Como desde 1982 el Gobierno comenzó a buscar una paz negociada, los mensajes se complicaron: bajo Betancur y Pastrana se frenó a veces la acción legítima del Ejército, para buscar la confianza necesaria para dialogar. Que algunos “miembros díscolos” del Ejército se aliaran con grupos armados ilegales fue en parte consecuencia de su rechazo y su irritación por estos mensajes.

El gobierno de Uribe dio otra vez respaldo pleno a la acción militar, lo que era conveniente, pero se volvió a la idea de que las denuncias sobre actos ilegales del Ejército eran parte de una estrategia subversiva. Aunque no se puede demostrar, no es descabellada la hipótesis de que este clima de hostilidad a la defensa de los derechos humanos haya influido sobre los soldados que asesinaron a centenares de inocentes para ganar pequeños favores. En todo caso, al enterarse de lo que estaba pasando, el Presidente procedió con energía y retiró a decenas de oficiales, sin previo juicio penal o disciplinario. El mensaje fue claro: la responsabilidad de los mandos, en una institución basada en la obediencia, incluye su capacidad para prever y controlar lo que hacen sus subordinados. El resultado fue inmediato: al parecer los ‘falsos positivos’ desaparecieron.

El gobierno de Santos, en mi opinión, ha mandado el mensaje correcto. En primer lugar, al hacer una negociación “en medio del conflicto”, en la que el Ejército debe seguir buscando derrotar a la guerrilla. Y al insistir, una y otra vez, en la obligación de los militares de respetar estrictamente la ley y, como en el incidente reciente, que repite lo que hizo Uribe en el 2008, retirar a los que no logran prevenir acciones ilegales, así no hayan actuado con culpa.

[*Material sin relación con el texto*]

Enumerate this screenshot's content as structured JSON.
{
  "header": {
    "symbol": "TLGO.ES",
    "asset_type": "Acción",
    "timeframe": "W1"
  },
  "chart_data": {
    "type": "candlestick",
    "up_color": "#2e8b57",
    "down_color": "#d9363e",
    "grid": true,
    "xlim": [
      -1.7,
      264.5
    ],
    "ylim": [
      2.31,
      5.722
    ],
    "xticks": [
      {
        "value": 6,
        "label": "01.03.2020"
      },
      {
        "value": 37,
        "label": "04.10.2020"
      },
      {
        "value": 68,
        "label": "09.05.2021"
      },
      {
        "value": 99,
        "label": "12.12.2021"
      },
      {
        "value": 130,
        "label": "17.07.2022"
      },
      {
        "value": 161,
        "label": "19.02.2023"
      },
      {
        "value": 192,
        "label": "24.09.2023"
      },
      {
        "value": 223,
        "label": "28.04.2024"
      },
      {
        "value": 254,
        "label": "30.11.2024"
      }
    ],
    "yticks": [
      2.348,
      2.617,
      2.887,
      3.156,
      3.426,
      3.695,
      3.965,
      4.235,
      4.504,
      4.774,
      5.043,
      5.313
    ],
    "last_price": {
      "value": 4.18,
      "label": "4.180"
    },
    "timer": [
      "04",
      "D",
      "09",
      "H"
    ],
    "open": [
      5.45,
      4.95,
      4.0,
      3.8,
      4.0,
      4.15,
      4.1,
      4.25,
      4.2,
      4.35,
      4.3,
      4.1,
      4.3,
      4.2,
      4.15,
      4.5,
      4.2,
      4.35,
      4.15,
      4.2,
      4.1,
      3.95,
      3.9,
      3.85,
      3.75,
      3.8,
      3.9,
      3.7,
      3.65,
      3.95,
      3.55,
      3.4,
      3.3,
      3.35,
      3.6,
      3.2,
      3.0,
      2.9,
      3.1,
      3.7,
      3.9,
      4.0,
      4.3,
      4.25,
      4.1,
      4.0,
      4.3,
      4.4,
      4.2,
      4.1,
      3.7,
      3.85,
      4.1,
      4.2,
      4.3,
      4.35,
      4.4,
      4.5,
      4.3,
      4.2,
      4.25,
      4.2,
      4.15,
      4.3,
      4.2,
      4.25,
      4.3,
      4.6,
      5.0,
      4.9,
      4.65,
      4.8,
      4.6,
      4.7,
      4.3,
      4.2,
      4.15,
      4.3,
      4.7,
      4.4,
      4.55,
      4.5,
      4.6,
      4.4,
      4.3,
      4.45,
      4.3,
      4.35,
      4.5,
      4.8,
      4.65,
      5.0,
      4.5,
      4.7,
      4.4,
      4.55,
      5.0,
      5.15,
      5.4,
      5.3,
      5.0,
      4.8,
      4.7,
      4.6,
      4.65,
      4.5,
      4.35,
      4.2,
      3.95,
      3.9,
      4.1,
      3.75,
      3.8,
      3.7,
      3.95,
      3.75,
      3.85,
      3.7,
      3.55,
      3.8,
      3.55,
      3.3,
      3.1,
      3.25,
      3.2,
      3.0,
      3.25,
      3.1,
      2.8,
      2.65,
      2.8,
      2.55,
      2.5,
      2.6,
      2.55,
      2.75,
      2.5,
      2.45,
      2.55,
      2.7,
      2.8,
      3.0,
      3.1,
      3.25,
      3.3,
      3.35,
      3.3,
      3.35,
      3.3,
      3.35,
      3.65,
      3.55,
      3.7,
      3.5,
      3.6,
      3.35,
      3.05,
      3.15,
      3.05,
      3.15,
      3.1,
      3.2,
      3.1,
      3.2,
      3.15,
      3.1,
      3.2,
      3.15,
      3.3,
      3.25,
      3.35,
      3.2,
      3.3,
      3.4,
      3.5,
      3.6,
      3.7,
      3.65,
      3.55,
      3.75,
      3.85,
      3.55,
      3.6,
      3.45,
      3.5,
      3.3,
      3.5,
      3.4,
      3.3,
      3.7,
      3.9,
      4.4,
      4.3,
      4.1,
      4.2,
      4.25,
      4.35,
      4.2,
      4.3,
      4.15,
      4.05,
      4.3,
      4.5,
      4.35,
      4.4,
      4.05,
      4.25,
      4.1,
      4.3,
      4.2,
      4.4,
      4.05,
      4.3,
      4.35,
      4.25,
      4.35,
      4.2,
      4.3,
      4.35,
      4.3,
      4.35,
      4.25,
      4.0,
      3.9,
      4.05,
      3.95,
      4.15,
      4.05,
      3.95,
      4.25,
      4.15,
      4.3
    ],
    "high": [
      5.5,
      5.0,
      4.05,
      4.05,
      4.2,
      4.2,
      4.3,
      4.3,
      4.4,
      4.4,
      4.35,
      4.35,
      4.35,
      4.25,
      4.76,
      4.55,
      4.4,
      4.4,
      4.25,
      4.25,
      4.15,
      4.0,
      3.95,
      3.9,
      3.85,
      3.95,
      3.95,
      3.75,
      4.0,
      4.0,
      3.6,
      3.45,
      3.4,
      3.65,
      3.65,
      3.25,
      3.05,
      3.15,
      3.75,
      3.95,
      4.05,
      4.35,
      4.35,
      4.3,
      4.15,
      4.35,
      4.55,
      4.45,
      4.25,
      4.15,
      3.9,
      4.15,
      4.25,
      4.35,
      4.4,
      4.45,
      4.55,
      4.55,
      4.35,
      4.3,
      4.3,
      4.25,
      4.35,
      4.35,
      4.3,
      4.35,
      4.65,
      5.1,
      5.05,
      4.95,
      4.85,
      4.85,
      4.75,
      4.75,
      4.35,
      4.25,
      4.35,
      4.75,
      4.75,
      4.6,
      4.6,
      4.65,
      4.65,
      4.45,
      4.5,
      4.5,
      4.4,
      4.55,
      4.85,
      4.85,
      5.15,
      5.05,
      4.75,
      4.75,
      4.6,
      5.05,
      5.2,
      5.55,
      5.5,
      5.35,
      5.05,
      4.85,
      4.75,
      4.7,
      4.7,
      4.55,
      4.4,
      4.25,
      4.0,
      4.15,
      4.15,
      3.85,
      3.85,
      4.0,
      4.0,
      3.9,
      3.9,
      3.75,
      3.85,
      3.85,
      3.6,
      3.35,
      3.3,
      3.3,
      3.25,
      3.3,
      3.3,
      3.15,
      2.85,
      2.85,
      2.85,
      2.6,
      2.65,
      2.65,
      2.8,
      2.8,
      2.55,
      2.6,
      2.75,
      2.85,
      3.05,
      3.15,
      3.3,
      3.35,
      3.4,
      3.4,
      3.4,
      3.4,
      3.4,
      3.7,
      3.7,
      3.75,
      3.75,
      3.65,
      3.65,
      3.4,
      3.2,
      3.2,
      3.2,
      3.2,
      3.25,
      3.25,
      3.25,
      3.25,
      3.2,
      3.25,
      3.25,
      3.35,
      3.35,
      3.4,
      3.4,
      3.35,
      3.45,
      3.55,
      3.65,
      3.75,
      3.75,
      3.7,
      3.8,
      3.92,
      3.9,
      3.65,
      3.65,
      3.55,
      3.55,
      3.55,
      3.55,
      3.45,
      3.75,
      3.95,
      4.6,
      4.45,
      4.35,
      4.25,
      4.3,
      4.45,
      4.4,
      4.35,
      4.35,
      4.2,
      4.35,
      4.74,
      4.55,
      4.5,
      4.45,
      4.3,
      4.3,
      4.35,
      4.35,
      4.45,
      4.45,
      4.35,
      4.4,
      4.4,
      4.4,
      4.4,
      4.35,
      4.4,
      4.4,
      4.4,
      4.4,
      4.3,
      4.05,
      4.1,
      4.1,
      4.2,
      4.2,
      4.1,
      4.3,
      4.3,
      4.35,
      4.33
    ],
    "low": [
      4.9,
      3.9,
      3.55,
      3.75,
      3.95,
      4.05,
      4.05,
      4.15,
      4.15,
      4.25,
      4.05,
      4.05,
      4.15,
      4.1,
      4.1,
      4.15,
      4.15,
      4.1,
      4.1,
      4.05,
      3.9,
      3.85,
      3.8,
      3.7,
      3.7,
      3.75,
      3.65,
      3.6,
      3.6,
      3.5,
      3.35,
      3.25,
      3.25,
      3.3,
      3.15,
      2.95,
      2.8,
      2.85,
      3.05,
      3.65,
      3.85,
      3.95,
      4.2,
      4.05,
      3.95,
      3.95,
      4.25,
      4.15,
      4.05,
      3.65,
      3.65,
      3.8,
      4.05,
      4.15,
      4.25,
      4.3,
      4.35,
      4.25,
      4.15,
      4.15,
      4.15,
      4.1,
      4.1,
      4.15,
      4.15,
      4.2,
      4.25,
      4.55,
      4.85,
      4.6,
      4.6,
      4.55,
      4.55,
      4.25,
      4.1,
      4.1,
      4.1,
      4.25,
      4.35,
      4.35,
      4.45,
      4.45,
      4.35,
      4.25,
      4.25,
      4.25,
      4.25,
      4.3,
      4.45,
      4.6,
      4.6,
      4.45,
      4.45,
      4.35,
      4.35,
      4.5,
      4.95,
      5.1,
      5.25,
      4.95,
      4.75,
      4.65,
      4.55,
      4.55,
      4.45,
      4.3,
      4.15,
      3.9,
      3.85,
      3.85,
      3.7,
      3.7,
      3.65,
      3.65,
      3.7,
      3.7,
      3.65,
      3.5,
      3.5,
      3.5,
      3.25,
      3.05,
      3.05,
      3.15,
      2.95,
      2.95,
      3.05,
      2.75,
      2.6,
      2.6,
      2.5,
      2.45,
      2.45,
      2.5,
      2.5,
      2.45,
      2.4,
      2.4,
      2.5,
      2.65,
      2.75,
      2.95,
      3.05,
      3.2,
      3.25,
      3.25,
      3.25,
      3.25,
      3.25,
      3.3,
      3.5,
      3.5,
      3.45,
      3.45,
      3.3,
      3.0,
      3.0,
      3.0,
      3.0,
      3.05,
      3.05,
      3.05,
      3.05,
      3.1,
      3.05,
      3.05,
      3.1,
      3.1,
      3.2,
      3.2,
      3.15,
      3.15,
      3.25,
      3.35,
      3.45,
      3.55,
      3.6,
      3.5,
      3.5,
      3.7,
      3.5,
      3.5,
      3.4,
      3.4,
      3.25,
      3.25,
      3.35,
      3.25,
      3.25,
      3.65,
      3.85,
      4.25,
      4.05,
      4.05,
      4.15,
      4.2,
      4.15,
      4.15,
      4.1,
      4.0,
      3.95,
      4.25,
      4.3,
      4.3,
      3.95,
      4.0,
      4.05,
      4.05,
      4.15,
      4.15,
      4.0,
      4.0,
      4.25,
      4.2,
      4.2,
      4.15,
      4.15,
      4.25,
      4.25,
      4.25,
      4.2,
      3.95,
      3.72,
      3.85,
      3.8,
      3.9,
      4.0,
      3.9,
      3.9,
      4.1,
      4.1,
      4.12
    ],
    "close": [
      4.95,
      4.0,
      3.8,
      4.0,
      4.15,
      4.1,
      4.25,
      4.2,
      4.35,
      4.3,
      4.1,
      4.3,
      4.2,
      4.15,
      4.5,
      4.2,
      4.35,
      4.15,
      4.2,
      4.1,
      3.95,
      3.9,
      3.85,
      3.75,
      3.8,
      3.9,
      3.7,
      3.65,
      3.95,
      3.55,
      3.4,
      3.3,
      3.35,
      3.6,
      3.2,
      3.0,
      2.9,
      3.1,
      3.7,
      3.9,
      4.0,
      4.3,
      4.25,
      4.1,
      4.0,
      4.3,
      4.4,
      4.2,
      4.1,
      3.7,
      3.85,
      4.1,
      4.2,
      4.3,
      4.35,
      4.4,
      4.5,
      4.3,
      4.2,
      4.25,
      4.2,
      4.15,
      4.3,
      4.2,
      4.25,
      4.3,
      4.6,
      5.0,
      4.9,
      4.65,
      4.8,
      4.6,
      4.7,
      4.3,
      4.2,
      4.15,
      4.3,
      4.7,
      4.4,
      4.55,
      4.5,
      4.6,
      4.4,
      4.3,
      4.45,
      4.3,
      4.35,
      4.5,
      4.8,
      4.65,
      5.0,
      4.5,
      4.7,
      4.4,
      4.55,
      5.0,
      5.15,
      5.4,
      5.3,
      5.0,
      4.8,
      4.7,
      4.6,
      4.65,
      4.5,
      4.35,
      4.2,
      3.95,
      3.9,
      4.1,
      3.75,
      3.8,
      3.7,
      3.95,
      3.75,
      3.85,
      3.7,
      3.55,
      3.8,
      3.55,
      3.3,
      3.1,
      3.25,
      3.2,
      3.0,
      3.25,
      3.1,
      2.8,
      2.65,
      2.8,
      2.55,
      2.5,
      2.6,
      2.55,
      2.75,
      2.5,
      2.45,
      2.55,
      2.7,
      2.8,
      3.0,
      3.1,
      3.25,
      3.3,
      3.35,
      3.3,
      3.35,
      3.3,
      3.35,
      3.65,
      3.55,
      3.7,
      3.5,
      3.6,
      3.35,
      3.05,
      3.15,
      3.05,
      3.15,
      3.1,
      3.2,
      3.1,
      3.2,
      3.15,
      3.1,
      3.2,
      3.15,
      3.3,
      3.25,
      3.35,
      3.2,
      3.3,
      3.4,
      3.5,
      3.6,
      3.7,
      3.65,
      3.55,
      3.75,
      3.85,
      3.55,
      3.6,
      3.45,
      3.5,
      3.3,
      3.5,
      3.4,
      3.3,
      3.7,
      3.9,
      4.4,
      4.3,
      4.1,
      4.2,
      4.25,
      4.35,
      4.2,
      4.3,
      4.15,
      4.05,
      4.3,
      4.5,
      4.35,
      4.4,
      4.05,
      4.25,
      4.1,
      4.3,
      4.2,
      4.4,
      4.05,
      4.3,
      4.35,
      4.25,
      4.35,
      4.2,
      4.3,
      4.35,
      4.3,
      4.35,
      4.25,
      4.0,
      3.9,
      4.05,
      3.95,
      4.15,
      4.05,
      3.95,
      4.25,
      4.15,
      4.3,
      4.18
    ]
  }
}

Sobrevive, sin embargo, como dijo el Ministro de Defensa en una entrevista, la resistencia de los soldados a denunciar a sus compañeros. Lo que pasa es que un mensaje de espíritu de cuerpo hace ver al que denuncia una ilegalidad como un traidor, que está “encochinando” la institución. Y la idea de “moral militar” que parece predominar es la de un tono de entusiasmo, de solidaridad de equipo, que se mejora con voces de aliento y se debilita cuando se busca sancionar a los que obran mal, mientras que la única moral militar que vale es la que se refiere al cumplimiento riguroso de las normas éticas y legales.